Over the past year I’ve written a couple of posts about China’s evolving role in the global innovation economy. For example, in October, upon returning from a research trip to Guangzhou, China, I wrote that the country’s efforts to develop globally competitive competencies in the life sciences were quickly bearing fruit. And in April I wrote about the country’s nascent ICT sector and their capture of significant market share both domestically and abroad.

Across this work I certainly don’t dismiss the still massive challenges the country faces as it relates to patent and credential quality, as well as the larger question of how dynamic this economy can be given ongoing restrictions in political and public spaces. However given the path the country has taken since Deng Xiaoping’s release in the late 1970s, I’m prone to thinking that they may just be able to continue this path of upward development, including in the creation of innovative, and globally competitive firms.

Seconding this opinion (and we’re certainly not alone) is a report in yesterday’s Wall Street Journal. In it, they report on the “Rise of China’s Innovation Machine” and the development of a globally competitive tech sector. It’s behind their paywall but here’s a snippet:

“China has long been the factory floor that churns out popular gadgets for companies world-wide, but the country’s own technology products were rarely viewed as leading edge. Now, that is beginning to change. Increasingly, China’s own technology companies are challenging market leaders and setting trends in telecommunications, mobile devices and online services.”

 

Now, for every positive article on China’s evolving innovation system, there are ones like this one (also in the WSJ) that highlights the ongoing, and potentially growing problems, the country faces. As Ken Miller writes,

“China still has trouble retaining its best and brightest talents onshore. A white paper published in October by the official Chinese Academy of Social Sciences noted a growing number of Chinese scientists who had returned to China from the West are now leaving again.The reasons are complex (the white paper cites pay differences and desire to reunite with family members who stayed in the West), but a big factor is the political environment. Beijing seems to expect that creative professionals will be able to thrive in an environment where they can’t network on Facebook or voice freewheeling opinions on any topic, business or political, under the sun. But leaders should be worried about whether those professionals will even want to live in such a place, let alone be able to create productive new products and businesses there.”

 

Ultimately, and from a non-objectively selfish Canadian perspective, there are two large opportunities here.

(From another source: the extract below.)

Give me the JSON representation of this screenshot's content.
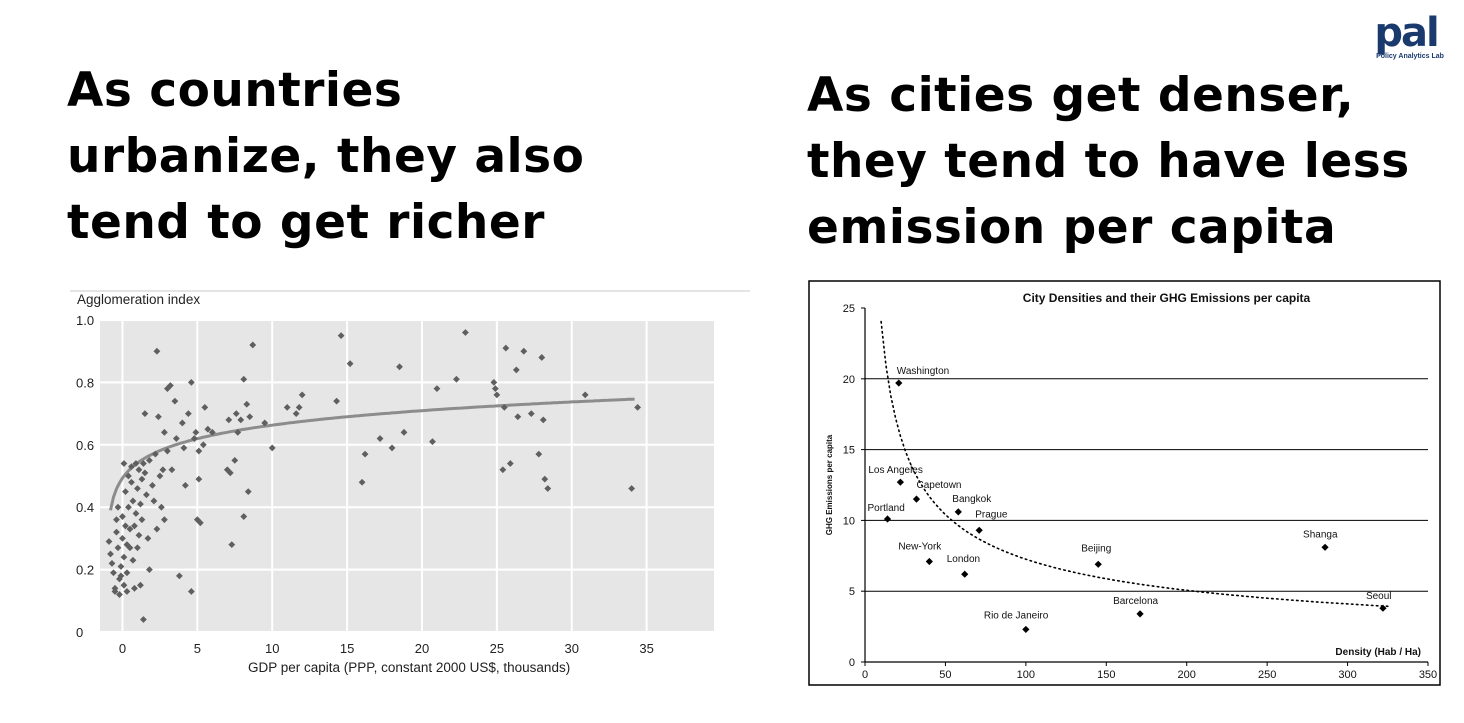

First, as China’s environmental issues grow in prominence and play a major role in depressing the country’s short and long-term economic growth, Canadian firms that deal in environmental remediation should be knocking at every door across China, and the Federal government should be helping them find more doors. Second, and this thought is far less developed, is there potential for collaboration between Canadian and Chinese tech firms that would allow both sides to prosper? Can Canada, notably Western Canada for logistical reasons, position itself as the headquarters for R&D for Chinese firms? What are the service sectors, notably professional and commercial services,  that Canada excels at that can feed into this growing Chinese innovation economy? These are the types of questions we need to ask ourselves as the global economy evolves and as the locus for innovation and high-value production shifts.